Girl Ray – „Prestige“ (Moshi Moshi)

Wir schreiben das Jahr 2023, die halbe Welt steht in Flammen, sowohl die Mieten als auch die Lebensmittel werden unbezahlbar und das vielleicht Einzige, was noch ein bisschen Spaß bringen kann, ist Disco. Der Rollschuh- und Glitzer-Sound der 70er- und 80er-Jahre scheint der perfekte Soundtrack für unsere alltäglichen Apokalypsen zu sein – und steht auch wieder hoch im Kurs, von den Chic-Throwbacks auf Beyoncés Blockbuster „Renaissance“, über die Mainstream-Pop-Hits von Dua Lipa oder Bruno Mars bis zu Kritiker*innen-Lieblingen wie Jessie Ware. Doch wer hätte erwarten können, dass die vielleicht schönste Post-Disco-Platte dieser Tage von drei Britinnen stammt, die vor wenigen Jahren noch gemütlichen Twee-Pop spielten? Das absolute Gegenteil zum High-Energy-Good-Vibes-Only-Sound von Disco?

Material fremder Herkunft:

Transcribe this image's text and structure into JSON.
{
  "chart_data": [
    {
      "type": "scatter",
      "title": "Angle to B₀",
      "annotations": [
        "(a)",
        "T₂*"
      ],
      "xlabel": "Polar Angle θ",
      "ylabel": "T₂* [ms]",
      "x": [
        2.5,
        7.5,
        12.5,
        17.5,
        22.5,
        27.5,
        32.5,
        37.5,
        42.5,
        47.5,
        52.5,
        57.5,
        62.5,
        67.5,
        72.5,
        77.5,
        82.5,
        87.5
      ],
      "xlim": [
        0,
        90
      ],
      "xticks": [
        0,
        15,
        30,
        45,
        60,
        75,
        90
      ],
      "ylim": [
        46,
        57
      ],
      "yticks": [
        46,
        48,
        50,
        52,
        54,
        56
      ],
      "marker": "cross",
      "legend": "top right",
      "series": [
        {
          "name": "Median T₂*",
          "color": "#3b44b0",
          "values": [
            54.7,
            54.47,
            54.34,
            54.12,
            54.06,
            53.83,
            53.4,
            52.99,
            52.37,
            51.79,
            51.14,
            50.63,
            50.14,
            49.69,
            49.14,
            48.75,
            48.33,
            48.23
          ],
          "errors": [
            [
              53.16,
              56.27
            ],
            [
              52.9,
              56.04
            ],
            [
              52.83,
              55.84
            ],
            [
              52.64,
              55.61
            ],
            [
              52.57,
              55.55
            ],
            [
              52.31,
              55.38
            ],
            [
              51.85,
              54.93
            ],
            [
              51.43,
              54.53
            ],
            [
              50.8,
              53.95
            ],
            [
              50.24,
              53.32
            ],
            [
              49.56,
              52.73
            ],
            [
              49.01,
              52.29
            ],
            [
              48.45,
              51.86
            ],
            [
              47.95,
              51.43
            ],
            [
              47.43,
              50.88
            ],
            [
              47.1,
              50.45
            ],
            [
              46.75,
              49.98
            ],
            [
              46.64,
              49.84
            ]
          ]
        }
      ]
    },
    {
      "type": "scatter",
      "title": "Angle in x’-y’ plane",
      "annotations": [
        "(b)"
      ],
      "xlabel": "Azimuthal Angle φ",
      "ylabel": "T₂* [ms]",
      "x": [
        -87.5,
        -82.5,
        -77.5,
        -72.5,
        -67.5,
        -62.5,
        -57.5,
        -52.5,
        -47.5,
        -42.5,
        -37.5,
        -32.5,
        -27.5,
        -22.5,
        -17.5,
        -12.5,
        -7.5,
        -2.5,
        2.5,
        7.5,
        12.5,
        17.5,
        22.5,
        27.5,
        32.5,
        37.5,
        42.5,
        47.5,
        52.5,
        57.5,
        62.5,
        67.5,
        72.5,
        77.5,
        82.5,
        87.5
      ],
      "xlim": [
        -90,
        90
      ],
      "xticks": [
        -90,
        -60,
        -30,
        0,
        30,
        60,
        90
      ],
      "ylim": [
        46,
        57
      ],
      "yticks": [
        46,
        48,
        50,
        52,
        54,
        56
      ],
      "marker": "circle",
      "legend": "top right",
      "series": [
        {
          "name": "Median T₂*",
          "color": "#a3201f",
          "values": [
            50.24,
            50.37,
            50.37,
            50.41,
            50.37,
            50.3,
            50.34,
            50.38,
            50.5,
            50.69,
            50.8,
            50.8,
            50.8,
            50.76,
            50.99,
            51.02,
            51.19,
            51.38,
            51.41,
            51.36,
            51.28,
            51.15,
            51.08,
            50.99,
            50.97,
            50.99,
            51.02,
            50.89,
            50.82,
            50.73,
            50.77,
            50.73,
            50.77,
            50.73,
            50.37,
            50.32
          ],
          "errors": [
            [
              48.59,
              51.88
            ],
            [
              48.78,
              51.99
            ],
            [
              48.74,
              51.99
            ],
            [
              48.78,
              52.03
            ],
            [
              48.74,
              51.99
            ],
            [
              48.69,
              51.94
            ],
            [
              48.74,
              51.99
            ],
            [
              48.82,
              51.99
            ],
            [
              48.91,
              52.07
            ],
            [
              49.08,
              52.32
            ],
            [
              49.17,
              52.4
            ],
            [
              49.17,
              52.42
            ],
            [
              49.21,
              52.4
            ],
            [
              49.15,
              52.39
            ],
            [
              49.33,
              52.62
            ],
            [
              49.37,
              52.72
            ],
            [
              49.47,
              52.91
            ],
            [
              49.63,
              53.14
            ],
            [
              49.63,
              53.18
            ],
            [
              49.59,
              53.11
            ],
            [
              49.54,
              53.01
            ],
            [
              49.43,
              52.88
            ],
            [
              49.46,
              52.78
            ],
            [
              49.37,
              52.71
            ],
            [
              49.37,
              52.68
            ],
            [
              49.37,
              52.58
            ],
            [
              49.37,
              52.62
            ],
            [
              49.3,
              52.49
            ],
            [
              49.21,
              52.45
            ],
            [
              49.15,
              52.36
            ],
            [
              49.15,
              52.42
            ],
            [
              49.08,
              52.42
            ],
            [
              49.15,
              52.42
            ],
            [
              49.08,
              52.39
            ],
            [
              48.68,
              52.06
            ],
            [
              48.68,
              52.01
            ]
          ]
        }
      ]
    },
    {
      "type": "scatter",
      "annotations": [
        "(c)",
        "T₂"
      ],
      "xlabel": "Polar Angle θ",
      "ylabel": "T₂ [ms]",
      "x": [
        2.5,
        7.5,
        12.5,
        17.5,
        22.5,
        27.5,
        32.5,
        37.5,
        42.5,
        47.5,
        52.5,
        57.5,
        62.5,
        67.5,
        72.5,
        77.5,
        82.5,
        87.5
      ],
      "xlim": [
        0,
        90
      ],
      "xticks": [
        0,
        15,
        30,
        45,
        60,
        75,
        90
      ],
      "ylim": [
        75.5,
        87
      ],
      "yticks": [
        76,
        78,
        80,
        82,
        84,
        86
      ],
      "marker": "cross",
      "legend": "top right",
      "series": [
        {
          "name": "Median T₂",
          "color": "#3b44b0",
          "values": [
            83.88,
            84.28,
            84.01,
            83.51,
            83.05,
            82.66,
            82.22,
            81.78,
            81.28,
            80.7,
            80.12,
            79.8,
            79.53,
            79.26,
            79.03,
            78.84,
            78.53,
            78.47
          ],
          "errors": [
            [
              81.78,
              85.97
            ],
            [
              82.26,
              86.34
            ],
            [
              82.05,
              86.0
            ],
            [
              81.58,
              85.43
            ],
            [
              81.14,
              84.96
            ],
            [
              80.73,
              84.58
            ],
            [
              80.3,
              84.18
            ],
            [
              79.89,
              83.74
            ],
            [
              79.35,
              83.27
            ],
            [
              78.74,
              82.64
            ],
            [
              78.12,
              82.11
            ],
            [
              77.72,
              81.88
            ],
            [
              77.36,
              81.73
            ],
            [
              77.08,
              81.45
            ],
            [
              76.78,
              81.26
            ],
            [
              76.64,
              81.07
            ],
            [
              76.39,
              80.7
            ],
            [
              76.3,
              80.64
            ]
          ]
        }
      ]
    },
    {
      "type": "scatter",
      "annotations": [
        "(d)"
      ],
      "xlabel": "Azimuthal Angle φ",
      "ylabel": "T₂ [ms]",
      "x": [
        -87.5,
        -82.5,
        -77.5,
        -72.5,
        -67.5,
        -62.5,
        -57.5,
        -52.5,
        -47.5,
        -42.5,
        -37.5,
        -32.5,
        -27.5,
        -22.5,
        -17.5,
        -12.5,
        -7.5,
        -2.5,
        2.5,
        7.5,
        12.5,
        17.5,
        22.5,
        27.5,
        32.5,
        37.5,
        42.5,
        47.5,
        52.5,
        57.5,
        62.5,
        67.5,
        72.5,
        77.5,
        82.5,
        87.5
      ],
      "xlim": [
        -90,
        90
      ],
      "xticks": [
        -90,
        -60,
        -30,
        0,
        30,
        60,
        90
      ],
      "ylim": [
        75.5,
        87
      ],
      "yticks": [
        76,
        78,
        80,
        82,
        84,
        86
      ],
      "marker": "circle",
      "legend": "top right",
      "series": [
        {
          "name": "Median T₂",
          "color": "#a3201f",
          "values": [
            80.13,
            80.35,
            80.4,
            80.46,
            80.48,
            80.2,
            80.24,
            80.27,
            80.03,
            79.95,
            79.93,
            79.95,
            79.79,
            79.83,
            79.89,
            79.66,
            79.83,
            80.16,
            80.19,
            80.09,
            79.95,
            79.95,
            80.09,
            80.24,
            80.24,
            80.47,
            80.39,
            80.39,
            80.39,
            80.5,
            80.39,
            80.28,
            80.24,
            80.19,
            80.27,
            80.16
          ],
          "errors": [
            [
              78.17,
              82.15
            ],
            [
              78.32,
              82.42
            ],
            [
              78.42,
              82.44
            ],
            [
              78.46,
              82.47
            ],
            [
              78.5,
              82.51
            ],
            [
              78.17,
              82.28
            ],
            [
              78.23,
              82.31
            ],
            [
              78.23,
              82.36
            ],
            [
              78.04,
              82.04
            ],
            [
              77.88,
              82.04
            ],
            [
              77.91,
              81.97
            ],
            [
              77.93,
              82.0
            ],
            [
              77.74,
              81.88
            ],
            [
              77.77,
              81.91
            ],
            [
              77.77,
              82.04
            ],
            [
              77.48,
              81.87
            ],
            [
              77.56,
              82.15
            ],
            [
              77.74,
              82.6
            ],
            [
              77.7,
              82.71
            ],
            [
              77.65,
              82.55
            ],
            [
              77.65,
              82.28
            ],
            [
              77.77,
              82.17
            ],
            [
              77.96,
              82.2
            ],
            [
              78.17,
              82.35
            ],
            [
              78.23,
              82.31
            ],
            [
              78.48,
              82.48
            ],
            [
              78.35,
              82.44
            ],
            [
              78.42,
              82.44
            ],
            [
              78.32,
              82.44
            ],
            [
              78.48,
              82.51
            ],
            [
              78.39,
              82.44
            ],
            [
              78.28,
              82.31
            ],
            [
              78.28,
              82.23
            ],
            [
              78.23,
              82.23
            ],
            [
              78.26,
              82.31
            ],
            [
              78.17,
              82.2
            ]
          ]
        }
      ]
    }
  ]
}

Als Girl Ray 2017 ihr erstes Album veröffentlichten, waren Poppy Hankin, Iris McConnell und Sophie Moss noch Teenager. Mit dem Schulabschluss in der Tasche zogen die drei Britinnen ins Studio, um eines der charmantesten Indie-Pop-Alben des Jahres einzuspielen. „’Earl Grey‘ klingt nach einem Sommer voller Melancholie und bester Freundinnen – zartbitter, ein bisschen schläfrig und unschuldig“, schrieben wir damals im ByteFM Blog. Doch nun, sechs Jahre später, ist auf ihrem dritten Album „Prestige“ von der allgemeinen Schläfrigkeit und Melancholie nicht viel übriggeblieben.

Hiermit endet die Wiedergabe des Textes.